Forgive me, LJ, for I have strayed. It has been over a month since my last post. (well, except for the wee one earlier today, but that hardly counts...)
It's not like my life is amazingly busy or full to bursting, really - I'm just, by my very nature, likely to become mired in my own tangled thoughts, a prisoner of inertia. Also, I'm very lazy. It's quite sad.
I've also come to realize it takes me a lot longer to recharge than it used to. I was pretty much on empty after
conflikt even though I wasn't responsible for *anything* this year. All I had to do was go.
mercury973 chauffeured me around everywhere. And yet, I was still wiped out after. I must be getting old or something. What the hell, dude? I didn't sign up for that!
I've managed make music with
u_must_b_joking a few times since the con. A couple times Paul was there too, and even
capnblackberry once! Ah, sweet music. Heh -I'm so glad she's on a Stargate kick right now - it means I'm not the ONLY one writing Stargate filks!
Other than that, I've found myself isolating in a way I haven't in a long time. I went to one Browncoats meetup, and got together with
pa_fangirl for coffee a couple times, but I've just really been shying away from people. I've had to force myself to committee meetings and GMs, board meetings I'm committed to, and I just don't want to go.I'ts a little weird. Almost disturbing, but I can't really bring myself to care enough to be worried.

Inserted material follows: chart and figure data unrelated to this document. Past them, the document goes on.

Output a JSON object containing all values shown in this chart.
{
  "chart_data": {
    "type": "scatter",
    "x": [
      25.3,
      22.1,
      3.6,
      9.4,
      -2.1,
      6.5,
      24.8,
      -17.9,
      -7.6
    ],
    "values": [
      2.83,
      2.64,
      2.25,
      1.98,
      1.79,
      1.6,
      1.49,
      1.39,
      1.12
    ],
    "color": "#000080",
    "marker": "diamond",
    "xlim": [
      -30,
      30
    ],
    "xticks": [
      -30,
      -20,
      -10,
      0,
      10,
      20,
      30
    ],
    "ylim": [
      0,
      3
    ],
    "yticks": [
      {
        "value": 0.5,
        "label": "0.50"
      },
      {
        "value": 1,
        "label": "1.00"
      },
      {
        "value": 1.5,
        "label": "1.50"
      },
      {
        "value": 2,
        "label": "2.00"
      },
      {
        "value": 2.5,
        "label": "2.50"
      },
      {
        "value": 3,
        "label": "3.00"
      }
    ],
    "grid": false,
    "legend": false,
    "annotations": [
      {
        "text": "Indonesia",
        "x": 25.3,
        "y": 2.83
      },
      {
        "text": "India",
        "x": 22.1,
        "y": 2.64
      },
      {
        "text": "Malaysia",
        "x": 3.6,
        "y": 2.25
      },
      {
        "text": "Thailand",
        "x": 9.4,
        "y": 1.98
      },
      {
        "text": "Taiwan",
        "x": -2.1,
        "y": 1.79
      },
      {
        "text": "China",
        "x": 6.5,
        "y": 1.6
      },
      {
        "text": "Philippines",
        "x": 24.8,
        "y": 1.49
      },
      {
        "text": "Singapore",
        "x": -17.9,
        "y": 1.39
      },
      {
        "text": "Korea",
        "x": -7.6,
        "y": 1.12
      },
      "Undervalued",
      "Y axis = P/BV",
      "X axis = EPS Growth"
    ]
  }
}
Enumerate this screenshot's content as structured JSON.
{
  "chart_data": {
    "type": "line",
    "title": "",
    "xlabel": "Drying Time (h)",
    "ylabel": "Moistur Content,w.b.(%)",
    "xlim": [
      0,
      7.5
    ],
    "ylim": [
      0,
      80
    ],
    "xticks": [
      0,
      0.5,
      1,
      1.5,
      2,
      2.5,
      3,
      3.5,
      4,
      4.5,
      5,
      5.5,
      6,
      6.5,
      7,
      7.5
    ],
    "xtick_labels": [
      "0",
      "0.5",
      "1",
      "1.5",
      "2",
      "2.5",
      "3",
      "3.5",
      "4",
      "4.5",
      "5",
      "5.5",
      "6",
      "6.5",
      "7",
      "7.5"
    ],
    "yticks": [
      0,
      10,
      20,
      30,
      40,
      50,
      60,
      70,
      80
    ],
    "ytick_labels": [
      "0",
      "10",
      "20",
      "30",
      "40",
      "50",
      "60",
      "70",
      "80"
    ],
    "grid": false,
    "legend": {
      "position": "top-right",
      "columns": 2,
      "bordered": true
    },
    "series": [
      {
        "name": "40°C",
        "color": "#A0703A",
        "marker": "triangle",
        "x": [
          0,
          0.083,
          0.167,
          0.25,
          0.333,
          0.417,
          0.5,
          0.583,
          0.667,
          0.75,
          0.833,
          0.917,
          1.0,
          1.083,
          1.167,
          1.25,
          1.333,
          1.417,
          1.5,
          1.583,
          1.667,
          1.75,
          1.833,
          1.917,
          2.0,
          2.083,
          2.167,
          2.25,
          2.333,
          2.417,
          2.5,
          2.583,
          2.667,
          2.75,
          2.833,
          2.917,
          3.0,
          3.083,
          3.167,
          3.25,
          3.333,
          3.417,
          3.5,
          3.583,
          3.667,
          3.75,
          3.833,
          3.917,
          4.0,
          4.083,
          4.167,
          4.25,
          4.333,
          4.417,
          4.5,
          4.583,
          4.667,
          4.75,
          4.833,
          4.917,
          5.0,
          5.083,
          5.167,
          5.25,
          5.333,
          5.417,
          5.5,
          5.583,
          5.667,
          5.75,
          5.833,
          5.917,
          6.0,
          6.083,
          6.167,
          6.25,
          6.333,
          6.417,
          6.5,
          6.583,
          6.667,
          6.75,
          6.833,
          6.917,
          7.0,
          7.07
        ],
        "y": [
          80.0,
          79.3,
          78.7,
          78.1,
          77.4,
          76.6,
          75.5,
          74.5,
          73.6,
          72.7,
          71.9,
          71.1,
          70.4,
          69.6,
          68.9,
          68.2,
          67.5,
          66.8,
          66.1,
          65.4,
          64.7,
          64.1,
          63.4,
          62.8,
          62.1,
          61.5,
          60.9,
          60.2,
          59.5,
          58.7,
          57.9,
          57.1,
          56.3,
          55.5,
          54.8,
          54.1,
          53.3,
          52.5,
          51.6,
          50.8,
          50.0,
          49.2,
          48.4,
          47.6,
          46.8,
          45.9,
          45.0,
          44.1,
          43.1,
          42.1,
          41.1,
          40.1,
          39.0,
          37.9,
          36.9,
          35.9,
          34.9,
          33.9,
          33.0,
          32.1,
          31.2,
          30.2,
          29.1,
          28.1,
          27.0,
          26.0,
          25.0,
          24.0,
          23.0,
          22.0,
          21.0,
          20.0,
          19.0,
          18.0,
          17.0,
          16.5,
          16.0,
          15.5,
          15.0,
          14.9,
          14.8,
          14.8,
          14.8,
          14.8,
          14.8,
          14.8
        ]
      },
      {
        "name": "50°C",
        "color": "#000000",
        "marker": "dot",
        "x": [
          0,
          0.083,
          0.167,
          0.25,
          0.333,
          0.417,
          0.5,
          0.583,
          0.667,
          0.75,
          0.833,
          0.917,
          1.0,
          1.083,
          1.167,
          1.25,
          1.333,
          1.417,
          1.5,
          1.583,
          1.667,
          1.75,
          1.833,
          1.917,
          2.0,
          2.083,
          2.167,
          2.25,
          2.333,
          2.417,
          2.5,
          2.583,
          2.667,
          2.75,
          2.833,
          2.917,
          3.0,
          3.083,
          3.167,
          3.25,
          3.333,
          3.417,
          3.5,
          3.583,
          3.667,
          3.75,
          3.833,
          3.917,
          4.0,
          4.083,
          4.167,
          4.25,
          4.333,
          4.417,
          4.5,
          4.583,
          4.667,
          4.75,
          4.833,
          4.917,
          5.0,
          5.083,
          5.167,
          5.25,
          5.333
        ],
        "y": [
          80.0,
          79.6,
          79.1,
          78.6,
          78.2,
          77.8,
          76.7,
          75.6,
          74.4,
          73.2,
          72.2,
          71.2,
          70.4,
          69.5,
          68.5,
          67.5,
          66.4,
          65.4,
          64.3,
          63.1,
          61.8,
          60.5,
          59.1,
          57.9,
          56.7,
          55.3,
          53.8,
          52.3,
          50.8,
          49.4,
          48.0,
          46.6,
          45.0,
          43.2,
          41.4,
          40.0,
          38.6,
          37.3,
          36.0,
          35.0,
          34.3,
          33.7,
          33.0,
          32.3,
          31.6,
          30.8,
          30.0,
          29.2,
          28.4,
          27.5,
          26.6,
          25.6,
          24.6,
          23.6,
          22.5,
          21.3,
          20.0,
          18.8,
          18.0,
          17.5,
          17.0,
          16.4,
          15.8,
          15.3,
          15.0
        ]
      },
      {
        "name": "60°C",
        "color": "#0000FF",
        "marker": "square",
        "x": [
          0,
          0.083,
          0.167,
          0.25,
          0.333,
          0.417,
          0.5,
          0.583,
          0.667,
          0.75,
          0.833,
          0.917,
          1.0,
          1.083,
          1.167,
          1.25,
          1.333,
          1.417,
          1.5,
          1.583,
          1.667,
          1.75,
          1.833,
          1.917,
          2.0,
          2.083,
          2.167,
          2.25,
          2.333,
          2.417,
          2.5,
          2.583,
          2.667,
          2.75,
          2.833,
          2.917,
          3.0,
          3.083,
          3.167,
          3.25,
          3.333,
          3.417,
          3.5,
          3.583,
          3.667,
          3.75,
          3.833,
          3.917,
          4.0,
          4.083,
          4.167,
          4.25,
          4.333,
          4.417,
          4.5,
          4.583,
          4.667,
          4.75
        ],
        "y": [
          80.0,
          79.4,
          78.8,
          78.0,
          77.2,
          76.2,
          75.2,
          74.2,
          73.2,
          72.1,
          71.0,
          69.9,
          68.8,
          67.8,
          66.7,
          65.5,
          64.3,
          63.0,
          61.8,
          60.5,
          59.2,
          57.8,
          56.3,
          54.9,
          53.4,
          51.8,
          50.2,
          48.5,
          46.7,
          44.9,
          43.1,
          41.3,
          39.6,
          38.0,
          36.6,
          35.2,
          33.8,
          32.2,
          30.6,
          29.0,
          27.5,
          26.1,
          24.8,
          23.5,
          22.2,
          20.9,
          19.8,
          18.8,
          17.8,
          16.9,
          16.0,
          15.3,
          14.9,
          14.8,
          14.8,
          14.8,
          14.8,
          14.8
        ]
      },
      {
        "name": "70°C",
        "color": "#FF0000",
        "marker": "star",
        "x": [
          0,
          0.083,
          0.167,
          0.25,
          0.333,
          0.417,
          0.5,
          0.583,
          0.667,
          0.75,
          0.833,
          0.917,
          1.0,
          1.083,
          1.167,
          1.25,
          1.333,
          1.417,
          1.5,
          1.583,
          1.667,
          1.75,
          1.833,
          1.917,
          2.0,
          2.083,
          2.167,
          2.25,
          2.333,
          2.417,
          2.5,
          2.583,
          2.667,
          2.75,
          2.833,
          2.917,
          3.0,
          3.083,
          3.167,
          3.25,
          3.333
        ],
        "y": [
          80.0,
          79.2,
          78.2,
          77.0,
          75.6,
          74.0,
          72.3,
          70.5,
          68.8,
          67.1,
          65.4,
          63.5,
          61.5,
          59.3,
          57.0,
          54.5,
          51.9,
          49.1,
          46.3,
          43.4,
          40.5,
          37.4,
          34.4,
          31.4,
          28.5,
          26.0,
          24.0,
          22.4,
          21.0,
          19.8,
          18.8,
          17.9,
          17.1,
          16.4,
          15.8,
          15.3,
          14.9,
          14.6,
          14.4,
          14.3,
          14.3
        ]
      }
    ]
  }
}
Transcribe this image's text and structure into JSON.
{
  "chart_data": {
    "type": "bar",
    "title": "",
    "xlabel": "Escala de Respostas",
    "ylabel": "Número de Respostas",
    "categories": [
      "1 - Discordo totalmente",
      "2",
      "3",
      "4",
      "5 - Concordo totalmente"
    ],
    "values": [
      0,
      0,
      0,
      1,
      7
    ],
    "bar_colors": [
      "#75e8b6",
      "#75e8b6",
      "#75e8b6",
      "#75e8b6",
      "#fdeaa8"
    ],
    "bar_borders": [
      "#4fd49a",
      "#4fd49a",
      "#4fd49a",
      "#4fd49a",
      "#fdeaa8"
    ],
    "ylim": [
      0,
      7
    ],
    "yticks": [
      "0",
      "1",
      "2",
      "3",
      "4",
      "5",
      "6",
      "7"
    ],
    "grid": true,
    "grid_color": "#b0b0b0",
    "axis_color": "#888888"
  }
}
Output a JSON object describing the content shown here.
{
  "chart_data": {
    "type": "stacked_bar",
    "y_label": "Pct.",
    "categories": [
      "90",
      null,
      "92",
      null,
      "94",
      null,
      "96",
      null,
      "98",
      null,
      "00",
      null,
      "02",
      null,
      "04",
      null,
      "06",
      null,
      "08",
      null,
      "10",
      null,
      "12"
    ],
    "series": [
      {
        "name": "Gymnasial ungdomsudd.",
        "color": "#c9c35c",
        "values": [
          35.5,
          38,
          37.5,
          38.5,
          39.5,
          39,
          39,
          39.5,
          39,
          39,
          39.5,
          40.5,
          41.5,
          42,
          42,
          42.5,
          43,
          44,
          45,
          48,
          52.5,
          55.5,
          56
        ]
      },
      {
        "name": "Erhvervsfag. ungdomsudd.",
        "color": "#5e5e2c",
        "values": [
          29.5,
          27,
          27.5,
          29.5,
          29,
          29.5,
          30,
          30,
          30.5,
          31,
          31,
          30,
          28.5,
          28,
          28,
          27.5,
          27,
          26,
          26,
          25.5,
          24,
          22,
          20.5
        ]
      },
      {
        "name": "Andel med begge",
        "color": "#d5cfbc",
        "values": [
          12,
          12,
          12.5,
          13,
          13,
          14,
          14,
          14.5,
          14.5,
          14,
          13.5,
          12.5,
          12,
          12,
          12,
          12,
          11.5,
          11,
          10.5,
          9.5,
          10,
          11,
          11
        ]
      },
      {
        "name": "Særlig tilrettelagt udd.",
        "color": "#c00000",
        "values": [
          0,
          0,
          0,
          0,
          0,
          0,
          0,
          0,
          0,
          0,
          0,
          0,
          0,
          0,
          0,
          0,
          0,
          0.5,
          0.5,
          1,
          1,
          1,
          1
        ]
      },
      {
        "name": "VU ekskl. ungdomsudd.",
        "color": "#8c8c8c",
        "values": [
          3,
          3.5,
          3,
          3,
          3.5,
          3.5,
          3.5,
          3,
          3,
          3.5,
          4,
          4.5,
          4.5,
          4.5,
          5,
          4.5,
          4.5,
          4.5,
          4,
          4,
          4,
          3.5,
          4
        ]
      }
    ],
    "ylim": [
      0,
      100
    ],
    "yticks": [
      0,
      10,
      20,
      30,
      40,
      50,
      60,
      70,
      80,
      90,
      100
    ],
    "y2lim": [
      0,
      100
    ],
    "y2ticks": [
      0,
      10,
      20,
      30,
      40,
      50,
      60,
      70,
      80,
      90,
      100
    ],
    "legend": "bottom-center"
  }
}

I think I'm a funk. Not really depressed, but just - well, my give-a-damn is pretty close to busted, y'know? I've got a lot on my mind - the kids (good lord, how is girlygirl old enough to graduate this year, dammit?) money (there's never enough) bills (there are always too many) and the job (cuz the moment you think you're secure, things get SNAFUed)
I know worry doesn't fix anything, and there are some things I just need to get off my arse and make a plan about.
*snort* Riiiiight. And heeeeere's the internet! Oooh! Shiny distraction, how pretty you are!
On the far more fun and distracted side of my brain, OMG I FINISHED A STORY BEFORE THE DUE DATE! *dies of shock* No seriously, this never happens! My Still In Love fest fic isn't due till March 28th and IT'S DONE!
And also, I was able to re-purpose my 2010 NaNo project to dovetail perfectly with the lovely, fabulous art work I won for my
sgareversebang story (by
velocitygrass, and dear GOD, it's amazing, beautiful, fabulous - did I mention this is the 3rd year in a ROW that I have gotten my #1 pick for artwork? SQUEEE!) And I've already written almost 2K of new material for it as well as reworked a bunch of the old stuff - it's been sitting there for a year, and when I pulled it out and read it, I still liked it and it was perfect! So. I'm happy. And I have till JUNE to finish that, YAY! *happy dances*
Anyway. In case anyone happened to be wondering. I didn't actually fall off the planet, though it may have seemed that way. I was just - hibernating. Yeah. That's it.